English footballing legend Sir Bobby Charlton reportedly underwent surgery, on Monday, before the 2012 Laureaus World Sports Awards in London. The 74-year-old former football World Cup winner had been due to collect a Lifetime Achievement Award at the Laureaus ceremony.

Sir Charlton, who was part of England's 1966 FIFA Football World Cup squad (the only time England has ever won world football's biggest prize), has come to define more than just that one generation of the sport for his native country. He has, indeed become a symbol of success and an elder statesman of the game in England.

The organizers of the Laureaus World Sport awards confirmed Sir Charlton took ill on Sunday and left for Manchester. A recent Sky Sports report indicates that he had a minor operation, possibly for a gallstone.

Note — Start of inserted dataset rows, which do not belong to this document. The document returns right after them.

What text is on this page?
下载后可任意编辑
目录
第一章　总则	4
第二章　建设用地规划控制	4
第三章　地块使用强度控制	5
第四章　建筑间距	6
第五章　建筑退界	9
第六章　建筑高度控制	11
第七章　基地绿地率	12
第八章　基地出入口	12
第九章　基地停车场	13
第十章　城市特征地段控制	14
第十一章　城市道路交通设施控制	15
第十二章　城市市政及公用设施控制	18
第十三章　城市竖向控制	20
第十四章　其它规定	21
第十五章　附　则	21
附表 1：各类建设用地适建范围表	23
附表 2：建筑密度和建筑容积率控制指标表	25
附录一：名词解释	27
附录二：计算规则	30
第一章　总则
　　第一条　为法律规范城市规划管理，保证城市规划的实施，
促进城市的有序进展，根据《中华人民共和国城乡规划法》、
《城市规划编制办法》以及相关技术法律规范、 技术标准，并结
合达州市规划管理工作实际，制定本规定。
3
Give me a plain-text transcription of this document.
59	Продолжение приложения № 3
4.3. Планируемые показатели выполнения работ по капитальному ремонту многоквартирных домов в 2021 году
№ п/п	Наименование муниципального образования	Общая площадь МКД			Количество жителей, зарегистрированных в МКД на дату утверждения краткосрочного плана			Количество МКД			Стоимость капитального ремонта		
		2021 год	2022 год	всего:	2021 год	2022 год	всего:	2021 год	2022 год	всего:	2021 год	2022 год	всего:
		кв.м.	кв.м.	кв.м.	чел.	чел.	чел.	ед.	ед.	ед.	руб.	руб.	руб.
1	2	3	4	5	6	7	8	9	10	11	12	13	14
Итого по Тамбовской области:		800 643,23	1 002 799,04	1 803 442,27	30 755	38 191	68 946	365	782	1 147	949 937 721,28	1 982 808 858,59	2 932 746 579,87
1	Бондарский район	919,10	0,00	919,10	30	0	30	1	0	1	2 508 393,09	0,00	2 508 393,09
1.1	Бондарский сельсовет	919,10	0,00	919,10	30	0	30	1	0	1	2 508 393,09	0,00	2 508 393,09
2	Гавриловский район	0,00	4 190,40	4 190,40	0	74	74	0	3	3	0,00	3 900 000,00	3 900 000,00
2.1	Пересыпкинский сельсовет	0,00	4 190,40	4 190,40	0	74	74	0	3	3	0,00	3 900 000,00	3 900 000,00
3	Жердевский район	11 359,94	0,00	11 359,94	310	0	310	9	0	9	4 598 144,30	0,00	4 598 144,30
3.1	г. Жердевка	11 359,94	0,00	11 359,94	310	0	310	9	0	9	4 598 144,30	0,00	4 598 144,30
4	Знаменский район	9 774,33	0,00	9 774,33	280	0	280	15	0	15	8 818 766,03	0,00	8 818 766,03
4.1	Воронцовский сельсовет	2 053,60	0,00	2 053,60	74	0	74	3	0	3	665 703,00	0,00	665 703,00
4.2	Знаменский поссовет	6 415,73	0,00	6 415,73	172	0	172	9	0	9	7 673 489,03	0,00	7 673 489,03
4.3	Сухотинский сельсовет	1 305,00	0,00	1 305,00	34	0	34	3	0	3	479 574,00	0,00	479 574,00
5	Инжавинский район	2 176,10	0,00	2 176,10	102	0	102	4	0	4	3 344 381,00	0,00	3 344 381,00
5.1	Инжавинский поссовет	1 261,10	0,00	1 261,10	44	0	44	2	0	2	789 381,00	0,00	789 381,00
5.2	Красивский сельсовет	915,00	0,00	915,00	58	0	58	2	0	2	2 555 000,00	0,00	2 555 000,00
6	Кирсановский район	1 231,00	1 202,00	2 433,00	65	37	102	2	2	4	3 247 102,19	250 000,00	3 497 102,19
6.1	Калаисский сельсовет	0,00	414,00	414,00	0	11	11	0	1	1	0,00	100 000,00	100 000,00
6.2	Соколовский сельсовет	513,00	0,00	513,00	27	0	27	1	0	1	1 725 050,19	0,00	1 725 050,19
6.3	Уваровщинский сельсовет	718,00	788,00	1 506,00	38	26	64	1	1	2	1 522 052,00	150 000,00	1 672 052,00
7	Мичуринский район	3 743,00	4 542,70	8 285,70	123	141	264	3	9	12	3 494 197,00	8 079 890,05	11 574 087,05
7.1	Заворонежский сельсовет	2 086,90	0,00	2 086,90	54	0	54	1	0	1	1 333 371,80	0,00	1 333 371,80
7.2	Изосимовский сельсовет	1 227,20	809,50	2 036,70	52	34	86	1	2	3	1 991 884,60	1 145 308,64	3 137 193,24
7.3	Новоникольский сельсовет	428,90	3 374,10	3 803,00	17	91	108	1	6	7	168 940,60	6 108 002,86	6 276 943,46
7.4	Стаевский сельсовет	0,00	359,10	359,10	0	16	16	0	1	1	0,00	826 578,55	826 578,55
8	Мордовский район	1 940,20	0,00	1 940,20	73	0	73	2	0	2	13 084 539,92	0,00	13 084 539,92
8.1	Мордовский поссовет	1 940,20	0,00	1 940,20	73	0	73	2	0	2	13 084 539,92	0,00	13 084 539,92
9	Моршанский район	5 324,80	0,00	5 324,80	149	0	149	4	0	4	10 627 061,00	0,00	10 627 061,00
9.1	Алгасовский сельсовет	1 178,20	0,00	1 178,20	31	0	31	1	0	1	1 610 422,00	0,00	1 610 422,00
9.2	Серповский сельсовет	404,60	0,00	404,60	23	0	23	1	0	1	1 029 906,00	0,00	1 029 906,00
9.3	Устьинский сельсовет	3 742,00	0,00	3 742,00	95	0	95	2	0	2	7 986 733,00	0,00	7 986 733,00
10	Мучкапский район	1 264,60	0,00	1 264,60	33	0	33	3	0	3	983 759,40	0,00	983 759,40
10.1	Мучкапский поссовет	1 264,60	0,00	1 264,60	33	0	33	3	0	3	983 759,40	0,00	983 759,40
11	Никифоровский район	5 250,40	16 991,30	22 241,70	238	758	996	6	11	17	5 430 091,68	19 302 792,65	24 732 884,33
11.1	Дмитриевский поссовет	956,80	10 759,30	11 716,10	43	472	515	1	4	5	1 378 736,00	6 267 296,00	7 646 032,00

The manager of English Premier League club Manchester United, Sir Alex Ferguson, received the award on Sir Charlton's behalf and said the latter was absolutely fine.

"Sir Bobby is fine. He is very annoyed not to be here to receive this award. I'll be taking the statuette back to Old Trafford for him," Ferguson was quoted as saying in The Sun.

Incidentally, Sir Charlton was to pick up the award exactly 54 years to the day he survived a horrific air crash, in 1958, when a British European Airways plane carrying the Manchester United first team crashed in Munich. The disaster killed 23 people.